Mardi à Milan, le ministre italien de l'Intérieur d'extrême droite Matteo Salvini et le Premier ministre "illibéral" hongrois Viktor Orban ont jeté les bases d'une entente politique à neuf mois des élections européennes.
Officiellement, ils n’appartiennent pas à la même famille politique et ils ne sont pas nécessairement d’accord sur l’approche de la question des migrants qu’ils mettent au cœur de leurs préoccupations. Pourtant, lorsque Matteo Salvini et Viktor Orban se rencontrent, il y a l’affirmation d’une entente politique très significative à portée européenne.
Le Ministre de l’intérieur italien et le Premier ministre hongrois se donnent un objectif commun : torpiller l’alliance Paris-Berlin, ou Macron-Merkel si l’on préfère, et leur vision de relance de l’Europe. Ils veulent entrainer le continent dans un virage à droite toute, avec un modèle qui va de la formule autrichienne, alliance entre la droite classique et l’extrême droite, à l’expérience italienne de coalition entre la Ligue d’extrême droite et le Mouvement 5 étoiles, populiste.

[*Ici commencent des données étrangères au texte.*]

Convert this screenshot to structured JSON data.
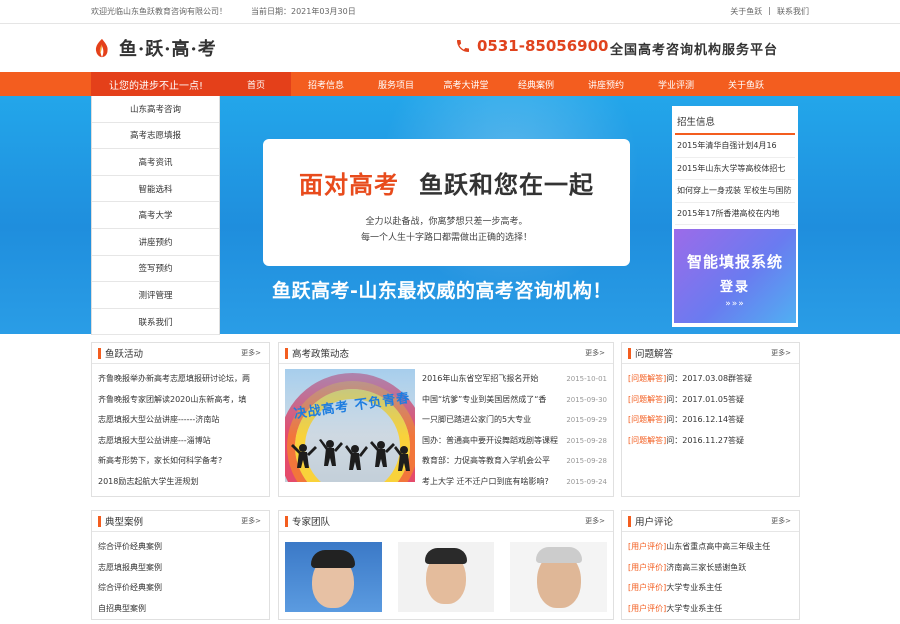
{
  "topbar": {
    "welcome": "欢迎光临山东鱼跃教育咨询有限公司！",
    "date": "当前日期：2021年03月30日",
    "about": "关于鱼跃",
    "contact": "联系我们",
    "sep": "|"
  },
  "header": {
    "logo": "鱼·跃·高·考",
    "phone": "0531-85056900",
    "slogan": "全国高考咨询机构服务平台"
  },
  "nav": {
    "promo": "让您的进步不止一点!",
    "items": [
      "首页",
      "招考信息",
      "服务项目",
      "高考大讲堂",
      "经典案例",
      "讲座预约",
      "学业评测",
      "关于鱼跃"
    ]
  },
  "sidebar": {
    "items": [
      "山东高考咨询",
      "高考志愿填报",
      "高考资讯",
      "智能选科",
      "高考大学",
      "讲座预约",
      "签写预约",
      "测评管理",
      "联系我们"
    ]
  },
  "banner": {
    "title_a": "面对高考",
    "title_b": "鱼跃和您在一起",
    "line1": "全力以赴备战，你离梦想只差一步高考。",
    "line2": "每一个人生十字路口都需做出正确的选择！",
    "big_slogan": "鱼跃高考-山东最权威的高考咨询机构！"
  },
  "recruit": {
    "title": "招生信息",
    "items": [
      "2015年清华自强计划4月16",
      "2015年山东大学等高校体招七",
      "如何穿上一身戎装 军校生与国防",
      "2015年17所香港高校在内地"
    ]
  },
  "system_button": {
    "line1": "智能填报系统",
    "line2": "登录",
    "line3": "»»»"
  },
  "panels": {
    "activities": {
      "title": "鱼跃活动",
      "more": "更多>",
      "items": [
        "齐鲁晚报举办新高考志愿填报研讨论坛，两",
        "齐鲁晚报专家团解读2020山东新高考，填",
        "志愿填报大型公益讲座------济南站",
        "志愿填报大型公益讲座---淄博站",
        "新高考形势下，家长如何科学备考?",
        "2018励志起航大学生涯规划"
      ]
    },
    "policy": {
      "title": "高考政策动态",
      "more": "更多>",
      "image_text": "决战高考  不负青春",
      "items": [
        {
          "text": "2016年山东省空军招飞报名开始",
          "date": "2015-10-01"
        },
        {
          "text": "中国“坑爹”专业到美国居然成了“香",
          "date": "2015-09-30"
        },
        {
          "text": "一只脚已踏进公家门的5大专业",
          "date": "2015-09-29"
        },
        {
          "text": "国办：普通高中要开设舞蹈戏剧等课程",
          "date": "2015-09-28"
        },
        {
          "text": "教育部：力促高等教育入学机会公平",
          "date": "2015-09-28"
        },
        {
          "text": "考上大学 迁不迁户口到底有啥影响?",
          "date": "2015-09-24"
        }
      ]
    },
    "qa": {
      "title": "问题解答",
      "more": "更多>",
      "items": [
        {
          "tag": "[问题解答]",
          "text": "问：2017.03.08群答疑"
        },
        {
          "tag": "[问题解答]",
          "text": "问：2017.01.05答疑"
        },
        {
          "tag": "[问题解答]",
          "text": "问：2016.12.14答疑"
        },
        {
          "tag": "[问题解答]",
          "text": "问：2016.11.27答疑"
        }
      ]
    },
    "cases": {
      "title": "典型案例",
      "more": "更多>",
      "items": [
        "综合评价经典案例",
        "志愿填报典型案例",
        "综合评价经典案例",
        "自招典型案例"
      ]
    },
    "experts": {
      "title": "专家团队",
      "more": "更多>"
    },
    "reviews": {
      "title": "用户评论",
      "more": "更多>",
      "items": [
        {
          "tag": "[用户评价]",
          "text": "山东省重点高中高三年级主任"
        },
        {
          "tag": "[用户评价]",
          "text": "济南高三家长感谢鱼跃"
        },
        {
          "tag": "[用户评价]",
          "text": "大学专业系主任"
        },
        {
          "tag": "[用户评价]",
          "text": "大学专业系主任"
        }
      ]
    }
  },
  "colors": {
    "accent": "#f35d1f",
    "accent_dark": "#e4401a",
    "banner": "#23a6ea"
  }
}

Tous deux incarnent aujourd’hui l’alternative autoritaire européenne, Viktor Orban assumant pleinement le concept de démocratie « illibérale », c’est-à-dire le contraire de libérale, et s’en prenant à la justice, à la presse, aux ONG…
Salvini et Orban jouissent d’une incontestable popularité dans leurs pays. Nous pouvons les diaboliser vu de France, mais ils ont assurément conquis une part importante de leur électorat en touchant la corde sensible identitaire, et c’est un point sur lequel il faut s’interroger.
Le premier ministre hongrois a été réélu en avril dernier en accroissant sa majorité au parlement, tandis que le nouvel homme fort de l’Italie voit sa popularité grimper en flèche alors qu’il était encore un marginal il n’y a pas si longtemps.
En fait, ils ont considérablement évolué au fil du temps. Viktor Orban était un dissident libéral à la fin de la période communiste en Hongrie, pour devenir « illibéral » avec le temps, offrant aux Hongrois une revanche sur une histoire troublée.
Plus jeune, Matteo Salvini a pris en 2013 la tête d’un parti qui était à la base une formation séparatiste du nord, qu’il a recentrée : il a placé la question des migrants au cœur de son action, et flatté un nationalisme italien mal défini. L’incohérence de l’Europe sur les migrants depuis 2015 a fait le reste.
Tous deux n’hésitent pas à recourir à des boucs émissaires pour expliquer les malheurs de leurs pays, comme on l’a vu lors de la catastrophe de Gênes où Matteo Salvini a désigné un coupable : l’Europe. Le leader de la Ligue prépare l’opinion pour la tempête économique qui s’annonce en Italie, pour laquelle il pourra, là encore, accuser l’Europe.
L’un comme l’autre bénéficie de l’absence de réelle opposition. Ainsi en Italie, les partis traditionnels se sont effondrés, laissant la voie libre à Salvini et à sa logique de coups d’éclats à la Trump. Tout se passe comme si la force de ce Front du refus était surtout la faiblesse de ses adversaires. Tout comme sa capacité à parler d’identité, perçue comme la question centrale de cette période troublée.